O jogo do osso, ou jogo de tava, é uma disputa muito antiga, praticada pelos gaúchos do interior, brasileiros, argentinos e uruguaios. Dizem que tem origem em 2000 a.C., quando foi costume dos persas, e que chegou a América trazido pelos espanhóis, em meados do ano 1600.
Consiste em uma cancha curta de chão batido, de cerca de uns trinta passos de comprimento por um metro de largura, onde dois contendores, cada um numa extremidade do terreno demarcado, atiram um osso, alternadamente, de uma ponta para a outra. Ele é oriundo do garrão do boi, ferrado em dois dos seus lados por chapas de metais diferentes, um lado de bronze e outro de latão, que representam, respectivamente, sorte ou culo. Quem conseguir “clavar” uma sorte é o ganhador da parada, e na mesma hora já recolhe o seu prêmio com o coimeiro, postado sobre o meio, por fora, para recolher o percentual que cabe ao dono da cancha. Pode, também, ser praticado por equipes, o que normalmente acontece quando a disputa é oficial, entre CTGs ou Piquetes.
É muito praticado na região da Campanha, em dias de carreira de cancha reta, ou nos finais de semana, nos fundos dos bolichos do interior, com muito grito, desafios, notas de dinheiro pelo chão e jogadores encarniçados na arte.

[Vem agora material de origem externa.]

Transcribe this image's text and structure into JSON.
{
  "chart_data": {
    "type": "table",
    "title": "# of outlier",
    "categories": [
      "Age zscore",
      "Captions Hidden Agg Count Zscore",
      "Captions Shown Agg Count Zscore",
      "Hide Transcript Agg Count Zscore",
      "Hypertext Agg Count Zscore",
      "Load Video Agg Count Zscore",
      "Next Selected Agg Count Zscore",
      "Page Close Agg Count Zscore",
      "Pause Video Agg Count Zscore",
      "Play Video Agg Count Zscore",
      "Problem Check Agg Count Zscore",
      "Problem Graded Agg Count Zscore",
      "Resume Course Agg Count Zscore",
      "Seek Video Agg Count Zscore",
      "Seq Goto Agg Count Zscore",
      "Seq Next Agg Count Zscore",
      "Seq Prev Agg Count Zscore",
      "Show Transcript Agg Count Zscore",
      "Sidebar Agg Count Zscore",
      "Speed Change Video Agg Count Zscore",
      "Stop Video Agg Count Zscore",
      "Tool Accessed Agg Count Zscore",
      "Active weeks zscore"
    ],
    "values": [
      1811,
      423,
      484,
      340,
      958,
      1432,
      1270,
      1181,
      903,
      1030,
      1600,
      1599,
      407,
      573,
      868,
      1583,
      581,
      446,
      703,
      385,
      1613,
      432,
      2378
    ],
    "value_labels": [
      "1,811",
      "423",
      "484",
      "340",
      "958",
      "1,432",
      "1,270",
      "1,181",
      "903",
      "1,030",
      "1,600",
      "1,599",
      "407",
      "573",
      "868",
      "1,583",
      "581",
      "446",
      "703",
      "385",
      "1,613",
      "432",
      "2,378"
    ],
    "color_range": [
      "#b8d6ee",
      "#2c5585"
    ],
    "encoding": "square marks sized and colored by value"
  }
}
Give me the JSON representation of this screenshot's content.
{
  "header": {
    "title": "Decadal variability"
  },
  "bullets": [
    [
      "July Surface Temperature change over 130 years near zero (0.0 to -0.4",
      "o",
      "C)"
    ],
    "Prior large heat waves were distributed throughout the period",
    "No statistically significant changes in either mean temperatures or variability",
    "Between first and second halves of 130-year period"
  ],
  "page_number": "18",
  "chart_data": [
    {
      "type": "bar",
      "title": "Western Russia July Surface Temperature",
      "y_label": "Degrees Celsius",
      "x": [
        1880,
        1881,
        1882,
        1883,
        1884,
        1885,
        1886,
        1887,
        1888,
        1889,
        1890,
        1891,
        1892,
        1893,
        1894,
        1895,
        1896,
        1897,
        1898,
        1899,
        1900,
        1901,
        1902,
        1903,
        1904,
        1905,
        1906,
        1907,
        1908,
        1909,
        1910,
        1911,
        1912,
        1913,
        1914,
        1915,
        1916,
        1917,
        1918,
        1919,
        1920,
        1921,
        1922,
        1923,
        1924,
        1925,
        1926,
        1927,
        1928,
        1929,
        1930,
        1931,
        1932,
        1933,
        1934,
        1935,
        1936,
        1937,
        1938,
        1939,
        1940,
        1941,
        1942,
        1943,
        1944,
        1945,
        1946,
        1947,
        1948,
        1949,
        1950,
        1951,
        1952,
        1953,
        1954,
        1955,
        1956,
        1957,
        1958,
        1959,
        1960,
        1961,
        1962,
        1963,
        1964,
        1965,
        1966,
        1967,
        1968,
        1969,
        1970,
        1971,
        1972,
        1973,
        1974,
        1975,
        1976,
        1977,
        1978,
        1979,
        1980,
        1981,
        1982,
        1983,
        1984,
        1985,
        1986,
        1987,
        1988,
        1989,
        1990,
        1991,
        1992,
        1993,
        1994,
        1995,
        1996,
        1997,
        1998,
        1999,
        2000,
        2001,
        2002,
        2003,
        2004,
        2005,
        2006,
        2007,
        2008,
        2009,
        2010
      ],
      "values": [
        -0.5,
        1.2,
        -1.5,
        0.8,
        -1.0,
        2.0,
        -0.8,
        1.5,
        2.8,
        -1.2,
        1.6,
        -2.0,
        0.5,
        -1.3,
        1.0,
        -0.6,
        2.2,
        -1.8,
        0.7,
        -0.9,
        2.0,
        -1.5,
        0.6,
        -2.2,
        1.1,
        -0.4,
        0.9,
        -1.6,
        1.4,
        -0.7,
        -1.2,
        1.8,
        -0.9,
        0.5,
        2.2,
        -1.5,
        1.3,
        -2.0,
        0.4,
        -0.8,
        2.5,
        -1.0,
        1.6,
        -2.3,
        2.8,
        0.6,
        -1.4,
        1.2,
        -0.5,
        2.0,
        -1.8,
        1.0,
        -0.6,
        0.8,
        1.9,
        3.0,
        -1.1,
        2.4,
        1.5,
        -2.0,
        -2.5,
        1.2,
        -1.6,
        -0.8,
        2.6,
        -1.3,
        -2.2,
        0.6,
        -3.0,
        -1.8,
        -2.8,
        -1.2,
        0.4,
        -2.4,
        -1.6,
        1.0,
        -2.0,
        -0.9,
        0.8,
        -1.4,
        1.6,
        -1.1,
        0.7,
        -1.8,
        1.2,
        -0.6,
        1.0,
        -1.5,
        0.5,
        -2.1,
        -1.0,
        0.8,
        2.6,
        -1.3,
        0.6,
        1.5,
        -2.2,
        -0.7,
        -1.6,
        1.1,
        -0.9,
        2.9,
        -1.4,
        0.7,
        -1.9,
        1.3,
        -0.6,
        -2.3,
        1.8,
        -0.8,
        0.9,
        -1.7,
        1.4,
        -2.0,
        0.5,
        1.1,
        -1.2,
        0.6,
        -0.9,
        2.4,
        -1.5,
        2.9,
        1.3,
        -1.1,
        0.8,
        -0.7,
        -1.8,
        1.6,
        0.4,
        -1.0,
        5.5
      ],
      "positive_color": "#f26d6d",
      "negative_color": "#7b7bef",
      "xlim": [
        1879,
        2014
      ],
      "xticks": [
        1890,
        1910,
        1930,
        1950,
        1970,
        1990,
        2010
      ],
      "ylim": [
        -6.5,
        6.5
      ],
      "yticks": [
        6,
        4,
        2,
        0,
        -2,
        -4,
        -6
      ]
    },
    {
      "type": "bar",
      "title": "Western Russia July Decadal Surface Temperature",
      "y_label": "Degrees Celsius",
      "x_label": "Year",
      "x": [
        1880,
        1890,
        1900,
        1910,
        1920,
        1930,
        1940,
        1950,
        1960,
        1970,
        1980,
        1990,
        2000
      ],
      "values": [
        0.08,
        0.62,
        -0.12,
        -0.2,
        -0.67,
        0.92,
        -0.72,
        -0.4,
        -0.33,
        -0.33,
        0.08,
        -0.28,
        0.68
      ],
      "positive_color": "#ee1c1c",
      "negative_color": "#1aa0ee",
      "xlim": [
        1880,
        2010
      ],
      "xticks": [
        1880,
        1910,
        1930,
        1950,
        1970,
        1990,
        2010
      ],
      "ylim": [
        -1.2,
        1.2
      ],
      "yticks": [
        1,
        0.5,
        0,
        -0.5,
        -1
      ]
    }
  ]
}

Foi numa tarde mormacenta de final de novembro que o Mário Paciência, sem nenhum tostão no bolso, de carona, se introduziu num comércio de carreira lá na Cancha do Picó. O movimento era dos bem grandes. Havia gente à borla pé e jogatinas caça-níqueis em quantia. Havia muita sobra de churrasco e muito cachorro da vizinhança carregando espeto de vassoura vermelha e pitangueira com resto de carne a campo fora. Muitas donzelas campeando namoro, e muitos machos, já altos na cerveja, encaminhando carreira e patacoando pelas barracas ou pelas muitas sombras do lugar.
Deu uma volta pelo povo, cubou, bajulou e concluiu que, sem dinheiro nenhum, as coisas não se modificariam, e a sua situação não se alteraria. Descobriu pra que lado ficava a cancha de osso e se aprochegou, na esperança de encontrar algum parceiro que, pelo menos, lhe convidasse para uma gelada. Já era final de tarde, pendendo pra boca da noite, e muito em breve aconteceria a carreira grande, que fora retardada em mais de hora por causa do calor estafante para a cavalhada enfurnada pelos matos, de capa e biqueira.
De pronto, quando se encontrou com o furdunço atopetado de gente, na beira do mato, na sombra rala dum salso chorão, viu que o tempo se enfarruscava, levantando umas nuvens pesadas justo pros lados dos castelhanos. De repente, apareceu uma ventania quente, levantando panos, folhas das árvores e esparramando a gentarada assustada com a mudança repentina do tempo. Teve mais sorte que juízo por não se assustar com a tempestade, quando lhe passou por cima, junto com a folharada seca que se espalhava na direção que ia o vento, uma onça de cinquenta, sem dono ou reclamante, que ele ligeiro como um gato enfiou no bolso da bombacha, na velocidade de um caçador de ratos.
Se foi pra barraca grande, encontrou umas gurias que já conhecia, e mandou baixar uma travessa de pastel recém fritado na banha de porco e meia dúzia da cervejas da marca mais gelada que tivesse. Saiu dali tarde da noite, sem nem um pila no bolso e com sérias promessas de arrumar um namoro pro futuro. Nunca mais foi à carreira sem saber onde ficava a cancha de osso, apesar do ditado que reza, de que o raio nunca cai no mesmo lugar, por mais azarado que seja o cristão.